7 Business Continuity Mistakes You Must Avoid

This seven-question self-assessment will help ensure your business continuity offering averts disaster.

business-continuity-mistakes

If your managed services provider (MSP) practice has a business continuity offering, you have a lot of responsibility. If disaster strikes, the solutions you put in place to get companies up and running again need to work without fail. The worst possible scenario for your MSP business would be to discover that you’ve made business continuity planning or implementation mistakes – after disaster strikes, and it’s too late to correct them.

Here are seven questions to ask yourself about your business continuity offering:

Is my business continuity offering broad enough?

MSPs are usually vigilant about ensuring data is backed up, infrastructure is operational, and telephone systems are working. But is that all your clients need to restore operations? When performing the client’s needs assessment, consider physical security, access control, internal communications, order fulfillment and delivery, and other solutions, services, and processes that keep the business running.

Am I complying with industry regulations and guidance?

For clients with businesses in highly regulated industries with mission-critical operations such as healthcare or finance, a business continuity offering must address regulatory compliance during the event. A lapse in security or privacy is not acceptable.

Does my business continuity offer focus on people as well as technology?

Executing a business continuity plan won’t be 100 percent automated. It will require people to take action as well. Therefore, your offering should include documentation and training to help prepare your client’s employees to respond. It’s also essential to support the business continuity solution you put in place from the top down, increasing the odds of buy-in throughout the client’s organization.

What triggers action?

“Disaster” can be as simple as a power or internet service outage or as devastating as Hurricane Katrina. As businesses learned in 2020, a pandemic can also mean shutdowns and the absence of employees or managers that can bring operations to a halt. Regardless of the severity of the event, it usually causes some confusion and, perhaps, panic. Does your solution automatically kick in and support recovery, even if key personnel are unavailable?

Does my business continuity plan consider contingencies?

One fatal business continuity mistake is not planning for contingencies. What happens if you can’t execute a step in your recovery plan? Always have an alternate way to recover operations.

Have I tested the plan to make sure it works?

Documenting a plan, deploying technology, and hoping for the best is not enough. You need to prove it works. Devise a simulation to demonstrate how the solution works and give key personnel at your client’s facility a chance to walk through the recovery process.

Do I regularly meet with my clients to make necessary updates?
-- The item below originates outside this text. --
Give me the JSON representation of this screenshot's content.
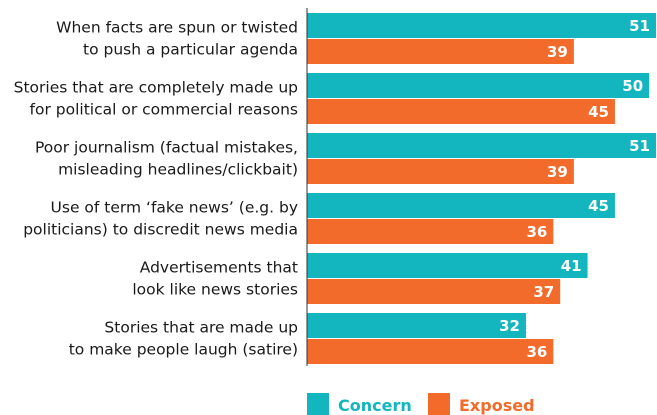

The plan you put in place today won’t be good next year if your client hires remote employees, opens a satellite location, launches a new digital channel, or guarantees a new service level to customers. So periodically review the business needs – as well as the threat landscape, emerging technologies, and latest industry regulations and guidelines – to ensure the best possible business continuity solution for your client.

1Keep Asking Questions

A business continuity solution has many facets, such as minimizing loss, controlling costs, meeting insurance coverage requirements, protecting valuable assets such as vehicles, equipment, and tools, and moving to alternate facilities if needed.

But one thing you should never question is the value your MSP business contributes to the solution. The biggest business continuity mistake may be selling a “fill-in-the-blank” solution that gives your client a false sense of comfort. Both you and your clients need to understand that technology tools can’t replace the expertise of a knowledgeable business continuity solution provider. Making that mistake may mean your client – and your business – may never recover.